Anne Draffkorn Kilmer | |
Occupation: | Professor of Assyriology |
Alma Mater: | University of Pennsylvania (Ph.D.) |
Discipline: | Scholar of Ancient Mesopotamia |
Sub Discipline: | Ancient Music, games, mathematics, and Sumero-Akkadian cuneiform texts |
Workplaces: | University of California, Berkeley |
Thesis Title: | Hurrians and Hurrian at Alalakh: An Ethnolinguistic Analysis |
Thesis Year: | 1959 |
Doctoral Advisor: | Ephraim Avigdor Speiser |
Awards: | Guggenheim Fellowship (1961, 1962) |
Birth Date: | 1931 |
Death Date: | 2023 (aged 92) |
Anne Draffkorn Kilmer (1931 – 2023) was an American historian of the ancient Near East who served as a professor of Assyriology at the University of California, Berkeley.[1] She was an expert in ancient Mesopotamian culture, specifically Sumero-Akkadian cuneiform texts and the history of ancient music, games, and mathematics.[2] [3] In 1963, she became the first woman appointed to a tenure-track position in what is now the Middle Eastern Languages and Cultures department at the University of California, Berkeley.[4] She later became curator of the Babylonian collection in the Phoebe A. Hearst Museum of Anthropology, formerly the Lowie Museum. She rose to the rank of Professor, served as chair of her department three times, and acted as dean of humanities.

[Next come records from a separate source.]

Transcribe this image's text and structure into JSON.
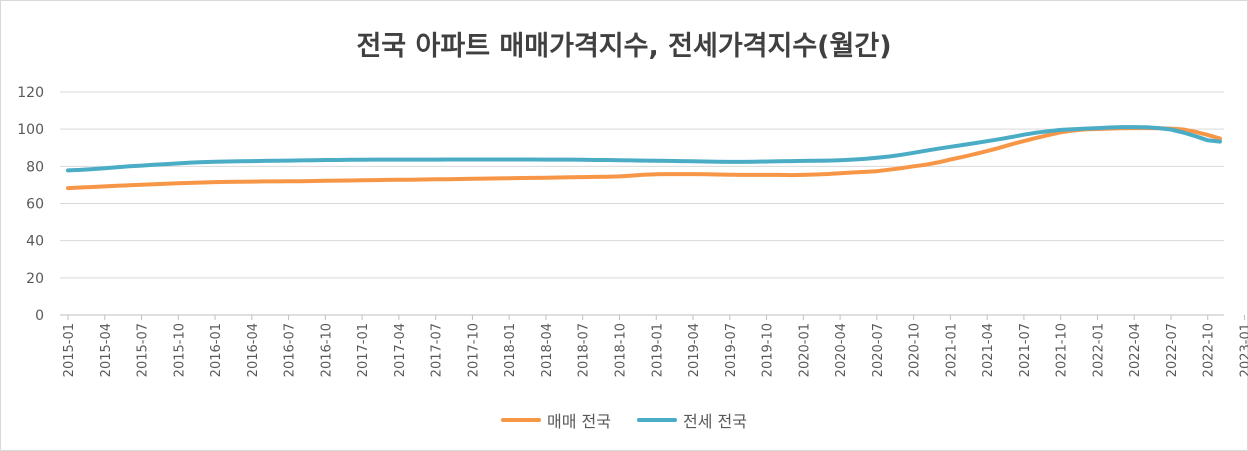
{
  "chart_data": {
    "type": "line",
    "title": "전국 아파트 매매가격지수, 전세가격지수(월간)",
    "xlabel": "",
    "ylabel": "",
    "ylim": [
      0,
      120
    ],
    "yticks": [
      0,
      20,
      40,
      60,
      80,
      100,
      120
    ],
    "grid": true,
    "legend": "bottom",
    "x_tick_labels": [
      "2015-01",
      "2015-04",
      "2015-07",
      "2015-10",
      "2016-01",
      "2016-04",
      "2016-07",
      "2016-10",
      "2017-01",
      "2017-04",
      "2017-07",
      "2017-10",
      "2018-01",
      "2018-04",
      "2018-07",
      "2018-10",
      "2019-01",
      "2019-04",
      "2019-07",
      "2019-10",
      "2020-01",
      "2020-04",
      "2020-07",
      "2020-10",
      "2021-01",
      "2021-04",
      "2021-07",
      "2021-10",
      "2022-01",
      "2022-04",
      "2022-07",
      "2022-10",
      "2023-01"
    ],
    "series": [
      {
        "name": "매매 전국",
        "color": "#f79646",
        "values": [
          68.3,
          68.6,
          68.9,
          69.2,
          69.5,
          69.8,
          70.1,
          70.4,
          70.6,
          70.9,
          71.1,
          71.3,
          71.5,
          71.6,
          71.7,
          71.8,
          71.9,
          71.9,
          72.0,
          72.0,
          72.1,
          72.2,
          72.3,
          72.4,
          72.5,
          72.6,
          72.7,
          72.8,
          72.8,
          72.9,
          73.0,
          73.1,
          73.2,
          73.3,
          73.4,
          73.5,
          73.6,
          73.7,
          73.8,
          73.9,
          74.0,
          74.1,
          74.2,
          74.3,
          74.4,
          74.6,
          75.0,
          75.5,
          75.7,
          75.8,
          75.8,
          75.8,
          75.7,
          75.6,
          75.5,
          75.4,
          75.4,
          75.4,
          75.4,
          75.3,
          75.4,
          75.6,
          75.9,
          76.3,
          76.7,
          77.0,
          77.4,
          78.2,
          79.0,
          80.0,
          80.9,
          82.1,
          83.7,
          85.1,
          86.6,
          88.2,
          90.0,
          91.9,
          93.6,
          95.3,
          96.8,
          98.3,
          99.3,
          99.9,
          100.1,
          100.3,
          100.5,
          100.6,
          100.6,
          100.5,
          100.3,
          99.8,
          98.6,
          96.9,
          95.0
        ]
      },
      {
        "name": "전세 전국",
        "color": "#4bacc6",
        "values": [
          77.8,
          78.1,
          78.5,
          79.0,
          79.5,
          80.0,
          80.4,
          80.8,
          81.2,
          81.6,
          82.0,
          82.3,
          82.5,
          82.6,
          82.7,
          82.8,
          82.9,
          83.0,
          83.1,
          83.2,
          83.3,
          83.4,
          83.4,
          83.5,
          83.5,
          83.6,
          83.6,
          83.6,
          83.6,
          83.6,
          83.6,
          83.7,
          83.7,
          83.7,
          83.7,
          83.7,
          83.7,
          83.7,
          83.7,
          83.6,
          83.6,
          83.6,
          83.5,
          83.4,
          83.4,
          83.3,
          83.2,
          83.1,
          83.0,
          82.9,
          82.8,
          82.7,
          82.6,
          82.5,
          82.4,
          82.4,
          82.5,
          82.6,
          82.7,
          82.8,
          82.9,
          83.0,
          83.1,
          83.3,
          83.6,
          84.0,
          84.6,
          85.3,
          86.2,
          87.3,
          88.4,
          89.5,
          90.5,
          91.5,
          92.5,
          93.5,
          94.6,
          95.8,
          97.0,
          98.1,
          98.9,
          99.6,
          100.0,
          100.3,
          100.6,
          100.9,
          101.1,
          101.1,
          101.0,
          100.6,
          99.8,
          98.2,
          96.2,
          94.0,
          93.3
        ]
      }
    ]
  }
}
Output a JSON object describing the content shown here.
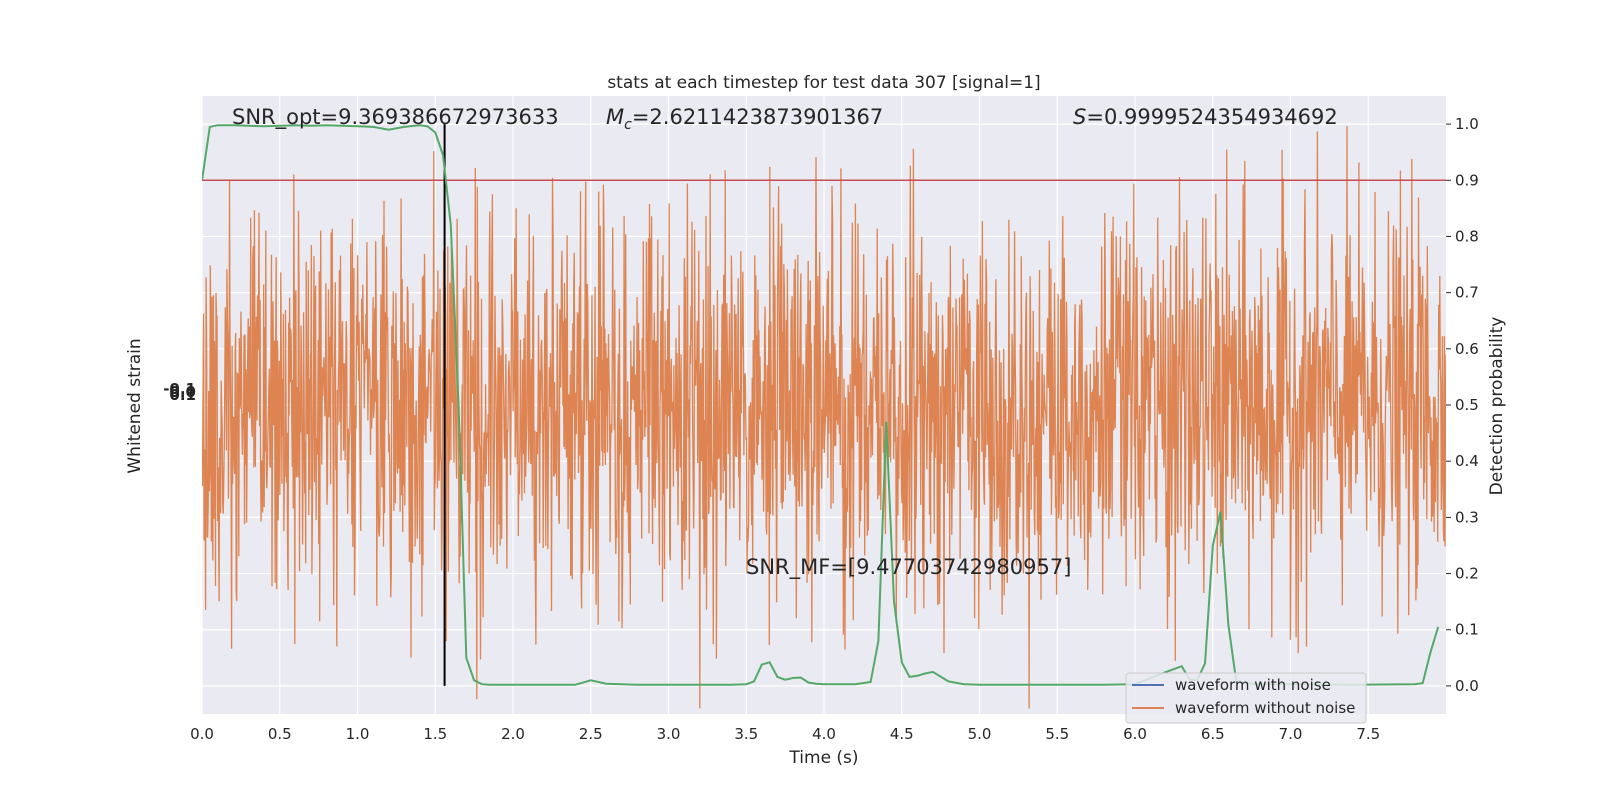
{
  "chart_data": {
    "type": "line",
    "title": "stats at each timestep for test data 307 [signal=1]",
    "xlabel": "Time (s)",
    "ylabel_left": "Whitened strain",
    "ylabel_right": "Detection probability",
    "xlim": [
      0.0,
      8.0
    ],
    "ylim_right": [
      -0.05,
      1.05
    ],
    "x_ticks": [
      "0.0",
      "0.5",
      "1.0",
      "1.5",
      "2.0",
      "2.5",
      "3.0",
      "3.5",
      "4.0",
      "4.5",
      "5.0",
      "5.5",
      "6.0",
      "6.5",
      "7.0",
      "7.5"
    ],
    "y_ticks_right": [
      "0.0",
      "0.1",
      "0.2",
      "0.3",
      "0.4",
      "0.5",
      "0.6",
      "0.7",
      "0.8",
      "0.9",
      "1.0"
    ],
    "left_tick_labels": [
      "-0.1",
      "0.0",
      "0.1"
    ],
    "grid": true,
    "legend_position": "lower right",
    "legend": [
      "waveform with noise",
      "waveform without noise"
    ],
    "annotations": {
      "snr_opt": "SNR_opt=9.369386672973633",
      "mc_prefix": "M",
      "mc_sub": "c",
      "mc_value": "=2.6211423873901367",
      "s_prefix": "S",
      "s_value": "=0.9999524354934692",
      "snr_mf": "SNR_MF=[9.47703742980957]"
    },
    "threshold": 0.9,
    "merger_time": 1.56,
    "series": [
      {
        "name": "waveform with noise",
        "color": "#4c72b0",
        "note": "noisy strain, hidden behind the noiseless trace"
      },
      {
        "name": "waveform without noise",
        "color": "#dd8452",
        "noise_level": 0.27,
        "center": 0.5
      },
      {
        "color": "#55a868",
        "x": [
          0.0,
          0.05,
          0.1,
          0.2,
          0.3,
          0.4,
          0.5,
          0.6,
          0.7,
          0.8,
          0.9,
          1.0,
          1.1,
          1.2,
          1.3,
          1.4,
          1.45,
          1.5,
          1.55,
          1.6,
          1.65,
          1.7,
          1.75,
          1.8,
          1.85,
          1.9,
          2.0,
          2.2,
          2.4,
          2.5,
          2.6,
          2.8,
          3.0,
          3.2,
          3.4,
          3.5,
          3.55,
          3.6,
          3.65,
          3.7,
          3.75,
          3.8,
          3.85,
          3.9,
          3.95,
          4.0,
          4.1,
          4.2,
          4.3,
          4.35,
          4.4,
          4.45,
          4.5,
          4.55,
          4.6,
          4.65,
          4.7,
          4.8,
          4.9,
          5.0,
          5.2,
          5.5,
          5.8,
          6.0,
          6.2,
          6.3,
          6.35,
          6.4,
          6.45,
          6.5,
          6.55,
          6.6,
          6.65,
          6.7,
          6.8,
          7.0,
          7.4,
          7.8,
          7.85,
          7.9,
          7.95
        ],
        "values": [
          0.9,
          0.995,
          0.998,
          0.998,
          0.997,
          0.996,
          0.997,
          0.998,
          0.997,
          0.998,
          0.997,
          0.996,
          0.995,
          0.99,
          0.995,
          0.998,
          0.996,
          0.985,
          0.945,
          0.82,
          0.5,
          0.05,
          0.01,
          0.003,
          0.002,
          0.002,
          0.002,
          0.002,
          0.002,
          0.01,
          0.004,
          0.002,
          0.002,
          0.002,
          0.002,
          0.003,
          0.008,
          0.038,
          0.042,
          0.016,
          0.011,
          0.014,
          0.015,
          0.006,
          0.004,
          0.003,
          0.003,
          0.003,
          0.007,
          0.08,
          0.47,
          0.15,
          0.042,
          0.016,
          0.018,
          0.022,
          0.025,
          0.008,
          0.003,
          0.002,
          0.002,
          0.002,
          0.002,
          0.003,
          0.025,
          0.035,
          0.012,
          0.01,
          0.04,
          0.25,
          0.31,
          0.11,
          0.01,
          0.005,
          0.003,
          0.003,
          0.002,
          0.003,
          0.005,
          0.06,
          0.105
        ]
      }
    ]
  }
}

Kilmer earned her PhD at the University of Pennsylvania in 1959 for her dissertation entitled, “Hurrians and Hurrian at Alalakh: An Ethnolinguistic Analysis,” which she wrote under the supervision of Assyriologist Ephraim Avigdor Speiser, who discovered and excavated the site of Tepe Gawra.[5] After completing her PhD, she held a research fellowship from the American Association of University Women and worked as a research assistant for Benno Landsberger at the Oriental Institute of the University of Chicago. In 1963 she took a position as a visiting lecturer in Assyriology at the University of California, Berkeley. She went on to secure a tenure-track job at Berkeley and spent the rest of her career there, until she retired in 2001. She chaired the department of Near Eastern Languages three separate times – first in the 1970s, and twice in the 1990s.[6] Anne Draffkorn Kilmer made many of her most important contributions to fields that she called “music archaeology” and “Mesopotamian music theory.” Kilmer is credited with deciphering the oldest known recorded piece of music, a 3,400 year old hymn from the Syrian city of Ugarit. This hymn addressed the moon goddess and asked for fertility and easy childbirth. She also published scholarship on ancient Mesopotamian mathematics and entertainment, with the latter developing from her musical expertise.